As MW (and me) have said - it's the UK disease - home-ownerism. We tax production and subsidise rents. Sears was just another victim of that.
(Oh and think Heath was a total conniving deceitful corporatist wanker - nearly, but not quite as deceitful as Wilson).
@L
Don't tell me about Homeownerism; this was a term I invented and which Mark took up and developed fully and conclusively. Note original DBCR spelling ; Mark's spelling Home-Owner-Ism leads to Home-Owner-Ist which looks like Home Owners First to me. But I am being a bit petty.( I am willing to share credit for coinage of this word but not to renounce it)
The case of Sears originally a traditional, very large, shoemaker undermined by land prices and changes to company law about publishing asset values, is a way marker on the downward path to the inflation of house prices which we now see affects demand in the Henry George manner.I live very close to the Sears mansion which is now a pub surrounded by miles of overpriced bungalows which were built in the house's grounds.
The more recent case of British Timken an engineering firm with enormous grounds in the north of the town that used to host the Timken Games ,a nationally ranked athletics meet, is also instructive, not least because of Brexit because the whole production of this engineering outfit was moved to cheap labour Poland and the wide open spaces of the grounds covered in...(wait for it).. over-priced housing.
I nominate Northampton as the town most fucked up by lack of LVT.
As the Conservative Party has always been the landed party,I am only stating the obvious that they have merely spread their land inflation tendencies to the lower orders to get votes.

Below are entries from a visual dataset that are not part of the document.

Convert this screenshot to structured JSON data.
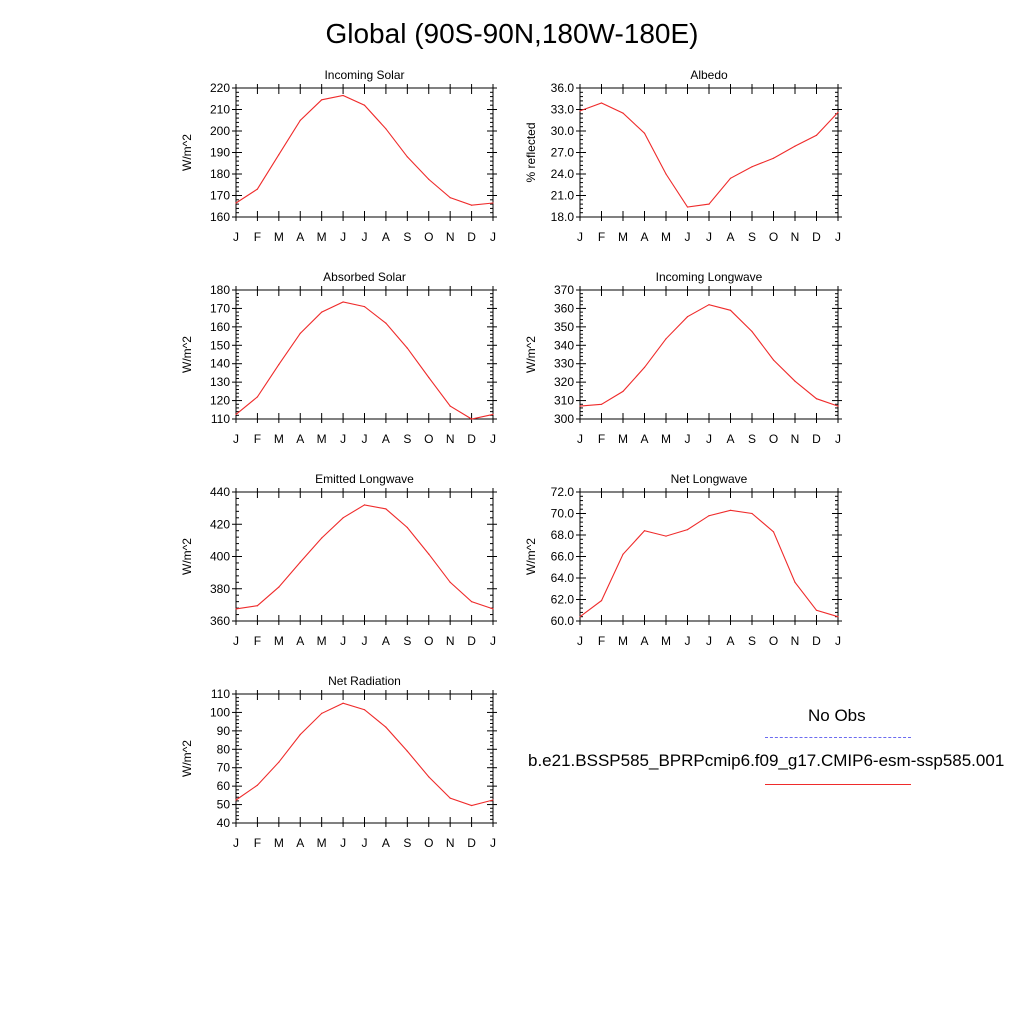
{
  "title": "Global (90S-90N,180W-180E)",
  "legend": {
    "obs_label": "No Obs",
    "model_label": "b.e21.BSSP585_BPRPcmip6.f09_g17.CMIP6-esm-ssp585.001",
    "obs_color": "#6b6bf0",
    "model_color": "#ef2b2b"
  },
  "chart_data": [
    {
      "type": "line",
      "title": "Incoming Solar",
      "ylabel": "W/m^2",
      "categories": [
        "J",
        "F",
        "M",
        "A",
        "M",
        "J",
        "J",
        "A",
        "S",
        "O",
        "N",
        "D",
        "J"
      ],
      "ylim": [
        160,
        220
      ],
      "yticks": [
        160,
        170,
        180,
        190,
        200,
        210,
        220
      ],
      "ytick_labels": [
        "160",
        "170",
        "180",
        "190",
        "200",
        "210",
        "220"
      ],
      "series": [
        {
          "values": [
            166.5,
            173,
            189,
            205,
            214.5,
            216.5,
            212,
            201,
            188,
            177.5,
            169,
            165.5,
            166.5
          ],
          "color": "#ef2b2b"
        }
      ]
    },
    {
      "type": "line",
      "title": "Albedo",
      "ylabel": "% reflected",
      "categories": [
        "J",
        "F",
        "M",
        "A",
        "M",
        "J",
        "J",
        "A",
        "S",
        "O",
        "N",
        "D",
        "J"
      ],
      "ylim": [
        18,
        36
      ],
      "yticks": [
        18,
        21,
        24,
        27,
        30,
        33,
        36
      ],
      "ytick_labels": [
        "18.0",
        "21.0",
        "24.0",
        "27.0",
        "30.0",
        "33.0",
        "36.0"
      ],
      "series": [
        {
          "values": [
            32.8,
            33.9,
            32.5,
            29.7,
            24.0,
            19.4,
            19.8,
            23.4,
            25.0,
            26.2,
            27.9,
            29.4,
            32.6
          ],
          "color": "#ef2b2b"
        }
      ]
    },
    {
      "type": "line",
      "title": "Absorbed Solar",
      "ylabel": "W/m^2",
      "categories": [
        "J",
        "F",
        "M",
        "A",
        "M",
        "J",
        "J",
        "A",
        "S",
        "O",
        "N",
        "D",
        "J"
      ],
      "ylim": [
        110,
        180
      ],
      "yticks": [
        110,
        120,
        130,
        140,
        150,
        160,
        170,
        180
      ],
      "ytick_labels": [
        "110",
        "120",
        "130",
        "140",
        "150",
        "160",
        "170",
        "180"
      ],
      "series": [
        {
          "values": [
            112.5,
            122,
            139.5,
            156.5,
            168,
            173.5,
            171,
            162,
            148.5,
            132.5,
            117,
            110,
            112.5
          ],
          "color": "#ef2b2b"
        }
      ]
    },
    {
      "type": "line",
      "title": "Incoming Longwave",
      "ylabel": "W/m^2",
      "categories": [
        "J",
        "F",
        "M",
        "A",
        "M",
        "J",
        "J",
        "A",
        "S",
        "O",
        "N",
        "D",
        "J"
      ],
      "ylim": [
        300,
        370
      ],
      "yticks": [
        300,
        310,
        320,
        330,
        340,
        350,
        360,
        370
      ],
      "ytick_labels": [
        "300",
        "310",
        "320",
        "330",
        "340",
        "350",
        "360",
        "370"
      ],
      "series": [
        {
          "values": [
            307,
            308,
            315,
            328,
            343.5,
            355.5,
            362,
            359,
            347.5,
            332,
            320.5,
            311,
            307
          ],
          "color": "#ef2b2b"
        }
      ]
    },
    {
      "type": "line",
      "title": "Emitted Longwave",
      "ylabel": "W/m^2",
      "categories": [
        "J",
        "F",
        "M",
        "A",
        "M",
        "J",
        "J",
        "A",
        "S",
        "O",
        "N",
        "D",
        "J"
      ],
      "ylim": [
        360,
        440
      ],
      "yticks": [
        360,
        380,
        400,
        420,
        440
      ],
      "ytick_labels": [
        "360",
        "380",
        "400",
        "420",
        "440"
      ],
      "series": [
        {
          "values": [
            367.5,
            369.5,
            381,
            396.5,
            411.5,
            424,
            432,
            429.5,
            418,
            401.5,
            384,
            372,
            367.5
          ],
          "color": "#ef2b2b"
        }
      ]
    },
    {
      "type": "line",
      "title": "Net Longwave",
      "ylabel": "W/m^2",
      "categories": [
        "J",
        "F",
        "M",
        "A",
        "M",
        "J",
        "J",
        "A",
        "S",
        "O",
        "N",
        "D",
        "J"
      ],
      "ylim": [
        60,
        72
      ],
      "yticks": [
        60,
        62,
        64,
        66,
        68,
        70,
        72
      ],
      "ytick_labels": [
        "60.0",
        "62.0",
        "64.0",
        "66.0",
        "68.0",
        "70.0",
        "72.0"
      ],
      "series": [
        {
          "values": [
            60.4,
            61.9,
            66.2,
            68.4,
            67.9,
            68.5,
            69.8,
            70.3,
            70.0,
            68.3,
            63.6,
            61.0,
            60.4
          ],
          "color": "#ef2b2b"
        }
      ]
    },
    {
      "type": "line",
      "title": "Net Radiation",
      "ylabel": "W/m^2",
      "categories": [
        "J",
        "F",
        "M",
        "A",
        "M",
        "J",
        "J",
        "A",
        "S",
        "O",
        "N",
        "D",
        "J"
      ],
      "ylim": [
        40,
        110
      ],
      "yticks": [
        40,
        50,
        60,
        70,
        80,
        90,
        100,
        110
      ],
      "ytick_labels": [
        "40",
        "50",
        "60",
        "70",
        "80",
        "90",
        "100",
        "110"
      ],
      "series": [
        {
          "values": [
            52.5,
            60.5,
            73,
            88,
            99.5,
            105,
            101.5,
            92,
            79,
            65,
            53.5,
            49.5,
            52.5
          ],
          "color": "#ef2b2b"
        }
      ]
    }
  ]
}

Heath was trying to focus on increased industrial production, but without LVT he was doomed. He saw RPM as the sinister influence that was holding back competition but it was the same old, same old.
@l
My lengthy reply to the above, made yesterday, seems to have disappeared .Not for the first time!
DBCR So we agree then. Land price inflation destroys industries where the balance sheet asset value including land holdings is worth more than the trading company. I have railed about this for years. The same fate happened to Ransomes and Rapier (https://en.wikipedia.org/wiki/Ransomes_%26_Rapier) who was destroyed by Robert Maxwell who assets stripped both the land holdings and the pension fund. And was one of the cases that got me thinking about 'rents' and 'land values' without knowing anything about Georgism.
But it weren't just the eevil torrees what got in on the home-owner-ist act were it? What about Blair Brown Balls and Co.?
But, ex Maxwell, I am not saying that such asset stripping is wrong per se - assets must be made to sweat. And putting the full financial picture on the balance sheet is not wrong.
What's wrong is land price inflation ism as an economic policy.
DBCR. I s'pose for private manufacturing companies the way round this is to put the land in Trust. I wonder if that's why JCB has thrived?